I also think “phenomenally ignorant” is unfair, as are the unbanked assertions in some of Mark Sarvas’ and Ed Champion’s responses to Gessen and Roth’s comments; we could debate the value of name-calling, but – again – we’d be debating taste. I’d prefer for the name-callers to spell out what they mean, or to admit that, hey, in the heat of battle, they lashed out… and move on.

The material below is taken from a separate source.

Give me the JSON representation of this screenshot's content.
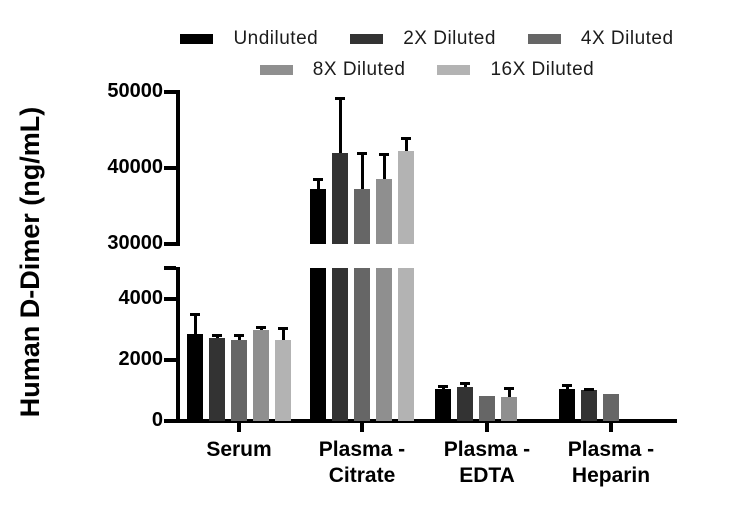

But Mr. Gessen’s momentary lapses in what’s generally an intelligent post – like Mr. Roth’s admission to getting angry; like Ed’s “Je refuse,” like my own flirtation in the original post with imputing the worst motives to “The Blog Reflex” – points to a phenomenon the subsequent comment thread bears out. And which bears analysis, should anyone wish to undertake it: there’s something about instant communication that encourages high dudgeon. This is not always the enemy of thoughtful “critique,” but it does not, in and of itself, constitute critique. “When it comes to hatred, most of us are cowards,” as Marco Roth puts it. Hatred can be a cleansing fire, but to hate bravely requires discipline.
As I see it, the challenge for literary bloggers – at least those who would admit to the temptation to flame, and who would also admit to feeling like their most combustible writings are not their most intelligent – is to find a way to preserve the agonistic pleasures of the medium while doing important work for the culture. I’m not sure if I agree with Gessen’s premise that “bad writing is bad for writing”… that it’s an offense against writing (though Milan Kundera thinks so). But I know I don’t want to waste time reading bad writing. There’s a war on, for Pete’s sake.
Ultimately, the most useful point of comparison for the blog seems to be the print periodical in all its variations. The blog as a medium seems capacious enough to contain short reviews, 5,000-word essays, war reporting, dumb lists, gossip, “ignorant railing.” Anyone has a right to make whatever complaints they want, and – here’s the blessing and the curse of the medium – to hear rebuttal or retraction or further discussion in fairly short order. Rather than spending my time telling other people to shut up, or trying to impose a reign of virtue, I’d prefer to try to step up my own game.
And anyone who doesn’t like that can suck on it.